No dia 1º de novembro, o ministro mais antigo do STF, Celso de Mello, deixará o cargo em favor de um nome indicado pelo presidente Jair Bolsonaro (sem partido).
O chefe do Executivo já mencionou os ministros Sergio Moro (Justiça), Jorge Oliveira (Secretaria-Geral da Presidência) e André Mendonça (Advocacia-Geral da União) como escolhas possíveis para primeira vaga no Supremo.
Bolsonaro não tem prazo para decidir sobre quem indicará — mas como o nome precisa ser aprovado pelo Senado, a indicação deverá ocorrer meses antes da saída de Celso de Mello.
“Sem dúvida que nos últimos anos o Supremo Tribunal têm ficado dividido. Basta ver as decisões que se dão na Primeira Turma (integrada pelos ministros Marco Aurélio, Luiz Fux Luís Roberto Barroso, Alexandre de Moraes e Rosa Weber), normalmente estão em conflito, em algumas questões, com as da Segunda Turma (formada pelos ministros Celso de Mello, Gilmar Mendes, Ricardo Lewandowski, Edson Fachin e Cármen Lúcia). A segunda turma têm tido um posicionamento mais garantista, digamos assim”, diz o advogado criminalista Antônio Carlos de Almeida Castro, o Kakay.
O criminalista, que atua em alguns dos principais casos do STF, diz não estar preocupado com a mudança na composição da Corte. A história recente mostra que os magistrados tendem a agir de forma independente uma vez que vestem a toga, diz ele.
“A saída do ministro Celso de Mello será sentida, pois ele é um grande humanista, um conhecedor profundo da jurisprudência da Corte e que (decide) sempre no sentido de fazer cumprir a Constituição acima de todas as coisas”, disse Kakay à BBC News Brasil. “Mas acho que, quem quer que seja o (novo) ministro nomeado, ele terá de honrar a tradição do Supremo Tribunal Federal”, diz ele.
O que está em estudo no Congresso
Há duas propostas adiantadas no Senado que podem alterar o funcionamento do Supremo.

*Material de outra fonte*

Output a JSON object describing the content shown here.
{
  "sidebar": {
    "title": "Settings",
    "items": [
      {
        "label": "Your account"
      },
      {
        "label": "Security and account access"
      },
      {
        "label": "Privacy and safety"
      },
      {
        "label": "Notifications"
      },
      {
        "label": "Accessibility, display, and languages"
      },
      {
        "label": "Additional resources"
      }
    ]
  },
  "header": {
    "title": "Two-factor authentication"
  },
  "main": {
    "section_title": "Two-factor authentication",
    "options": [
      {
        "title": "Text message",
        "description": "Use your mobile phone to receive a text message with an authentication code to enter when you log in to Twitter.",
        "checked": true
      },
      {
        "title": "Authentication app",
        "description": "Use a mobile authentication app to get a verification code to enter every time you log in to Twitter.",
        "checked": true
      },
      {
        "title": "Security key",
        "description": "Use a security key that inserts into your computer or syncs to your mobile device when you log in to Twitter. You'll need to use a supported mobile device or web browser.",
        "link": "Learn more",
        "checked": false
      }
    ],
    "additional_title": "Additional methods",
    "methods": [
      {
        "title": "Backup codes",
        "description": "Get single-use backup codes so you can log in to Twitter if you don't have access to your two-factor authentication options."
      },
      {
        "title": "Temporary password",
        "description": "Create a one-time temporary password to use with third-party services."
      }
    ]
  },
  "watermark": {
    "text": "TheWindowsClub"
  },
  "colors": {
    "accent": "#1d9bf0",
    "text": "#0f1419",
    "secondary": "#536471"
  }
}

O primeiro é um projeto de lei relatado pelo senador Oriovisto Guimarães (Podemos-PR) e que está pronto para ser votado no Plenário do Senado — a proposta tira dos ministros o poder de decidir de forma individual em alguns tipos de processos (ADI e ADPF).

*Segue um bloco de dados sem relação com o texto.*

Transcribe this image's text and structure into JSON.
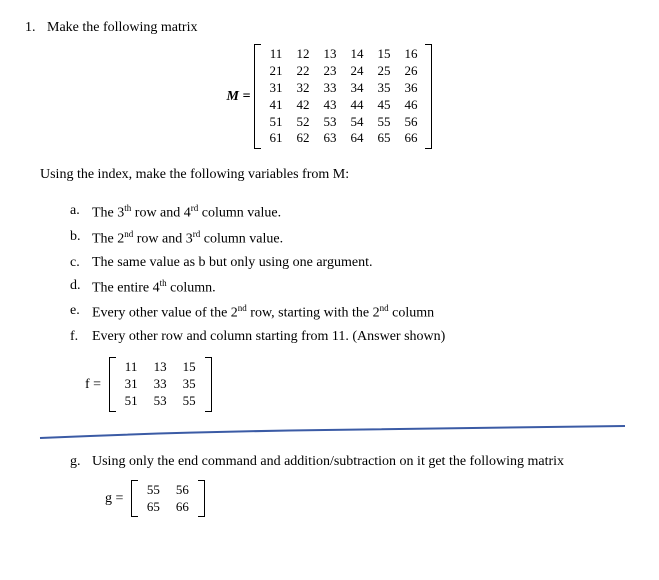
{
  "question": {
    "number": "1.",
    "text": "Make the following matrix",
    "intro": "Using the index, make the following variables from M:"
  },
  "matrix_M": {
    "label": "M =",
    "rows": [
      [
        "11",
        "12",
        "13",
        "14",
        "15",
        "16"
      ],
      [
        "21",
        "22",
        "23",
        "24",
        "25",
        "26"
      ],
      [
        "31",
        "32",
        "33",
        "34",
        "35",
        "36"
      ],
      [
        "41",
        "42",
        "43",
        "44",
        "45",
        "46"
      ],
      [
        "51",
        "52",
        "53",
        "54",
        "55",
        "56"
      ],
      [
        "61",
        "62",
        "63",
        "64",
        "65",
        "66"
      ]
    ]
  },
  "sub_items": {
    "a": {
      "letter": "a.",
      "text_parts": [
        "The 3",
        "th",
        " row and 4",
        "rd",
        " column value."
      ]
    },
    "b": {
      "letter": "b.",
      "text_parts": [
        "The 2",
        "nd",
        " row and 3",
        "rd",
        " column value."
      ]
    },
    "c": {
      "letter": "c.",
      "text": "The same value as b but only using one argument."
    },
    "d": {
      "letter": "d.",
      "text_parts": [
        "The entire 4",
        "th",
        " column."
      ]
    },
    "e": {
      "letter": "e.",
      "text_parts": [
        "Every other value of the 2",
        "nd",
        " row, starting with the 2",
        "nd",
        " column"
      ]
    },
    "f": {
      "letter": "f.",
      "text": "Every other row and column starting from 11. (Answer shown)"
    },
    "g": {
      "letter": "g.",
      "text": "Using only the end command and addition/subtraction on it get the following matrix"
    }
  },
  "matrix_f": {
    "label": "f =",
    "rows": [
      [
        "11",
        "13",
        "15"
      ],
      [
        "31",
        "33",
        "35"
      ],
      [
        "51",
        "53",
        "55"
      ]
    ]
  },
  "matrix_g": {
    "label": "g =",
    "rows": [
      [
        "55",
        "56"
      ],
      [
        "65",
        "66"
      ]
    ]
  }
}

A decisão de Luiz Fux sobre o “juiz das garantias”, por exemplo, ocorreu em uma Ação Direta de Inconstitucionalidade (ADI).
Pelo projeto, medidas cautelares nestes tipos de processos só poderiam acontecer com o aval da maioria absoluta dos ministros. A exceção seriam as decisões tomadas durante o recesso — quando apenas o presidente da Corte dá expediente, em regime de plantão. Mas mesmo nestes casos o tema precisaria ser examinado pelo plenário depois.
À BBC News Brasil, Oriovisto defendeu a aprovação da medida, mas disse que ainda não recebeu uma sinalização do presidente do Senado, Davi Alcolumbre (DEM-AP), de quando o tema será pautado no plenário da Casa.
Ao contrário do projeto relatado por Oriovisto, a segunda ideia recebeu uma demonstração clara de Alcolumbre. Na semana passada, o chefe do Senado disse que o projeto de criar um mandato fixo de 10 anos para os ministros do STF é uma de suas prioridades para este ano.
Hoje, o cargo de ministro do STF é vitalício, com a aposentadoria obrigatória aos 75 anos de idade.
A PEC apresentada por Lasier Martins (Podemos-RS) também muda a forma de escolha dos ministros, com o presidente da República escolhendo dentro de uma lista de três nomes.
Os integrantes desta lista seriam escolhidos pelo próprio STF, pela Procuradoria-Geral da República (PGR) e pela Ordem dos Advogados do Brasil (OAB), de acordo com o substitutivo elaborado pelo senador Antonio Anastasia (PSD-MG).
À BBC News Brasil, Lasier Martins disse que não é seu objetivo tirar de Jair Bolsonaro o direito de indicar os próximos dois ministros do STF — o texto atual da PEC determina que ela só passe a valer depois de 2022.
Na opinião do senador, o PT conseguiu “aparelhar” o STF, ao indicar a maioria dos ministros que hoje compõem a Corte.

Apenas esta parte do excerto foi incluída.